Any situation involving any level of brain damage immediately before, during, or within about a year after birth is essentially by definition “cerebral palsy,” unless other diagnoses also apply. Typically this is due to deprivation of oxygen on a temporary basis or bleeding in the brain, which sometimes occurs in very premature infants. Injury to the brain after a child is one year old is usually called TBI (traumatic brain injury) —for example: a blow to the head, near-drowning, shaken baby, etc.
Many with CP may have great difficulties in one area (such as severe dyslexia) but display almost photographic memory, dramatic intuitive thought, and comprehension, as well as other unexpected gifts as well.
CP is a STABLE condition; it does not worsen, but can definitely improve over time.
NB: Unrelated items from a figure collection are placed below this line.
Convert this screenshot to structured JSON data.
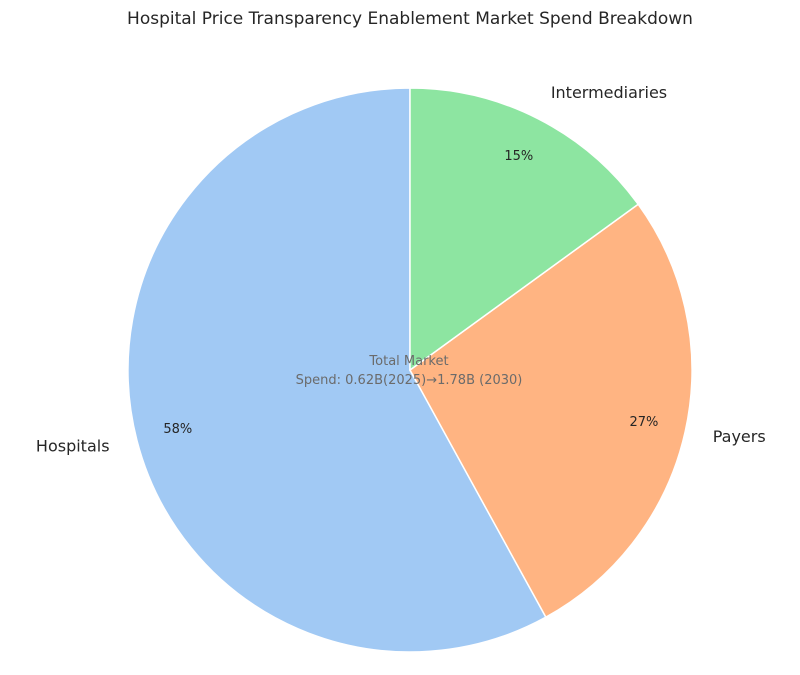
{
  "chart_data": {
    "type": "pie",
    "title": "Hospital Price Transparency Enablement Market Spend Breakdown",
    "categories": [
      "Hospitals",
      "Payers",
      "Intermediaries"
    ],
    "values": [
      58,
      27,
      15
    ],
    "percent_labels": [
      "58%",
      "27%",
      "15%"
    ],
    "colors": [
      "#a1c9f4",
      "#ffb482",
      "#8de5a1"
    ],
    "start_angle_deg": 90,
    "direction": "counterclockwise",
    "annotation_lines": [
      "Total Market",
      "Spend: 0.62B(2025)→1.78B (2030)"
    ]
  }
}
By itself it does not shorten life expectancy and so on.
How does it affect the child?
NOT all children with cerebral palsy show any degree of “spasticity” —some are actually “hypotonic,” somewhat floppy babies; some have severe contractions of muscles, which can be relieved by medication or surgery; and some do actually have spasticity as one normally thinks about it, i.e. uncontrolled movements.
NON-VERBAL is NOT the inability to communicate!!!! It is usually the inability of the listeners to easily understand what is being communicated. Think Deafness and American Sign Language as an example, rather than cerebral palsy. Unless the listener knows Sign Language, he can’t read the message —-but it doesn’t mean the speaker/message sender isn’t communicating, just that the communication is not being understood.
Today, speech-disabled children and adults have unheard of miracles available to them from Assistive Technology and Augmentative Communication (AAC) to simple I-PAD applications which can remedy these problems and allow them to excel in their education!!!
THIS IS WHY SUCH CHILDREN NEED FAMILIES!!! And why fearing labels is such a terribly bad idea when considering adoption from foster care and agencies who don’t see past the labels to the PERSON THAT CHILD WAS MEANT TO BE!!!
PLEASE LOOK PAST THE LABELS as you consider which children you are most able and willing to share your life with —–many, many special needs children are waiting and need you as their parent and advocate!!!”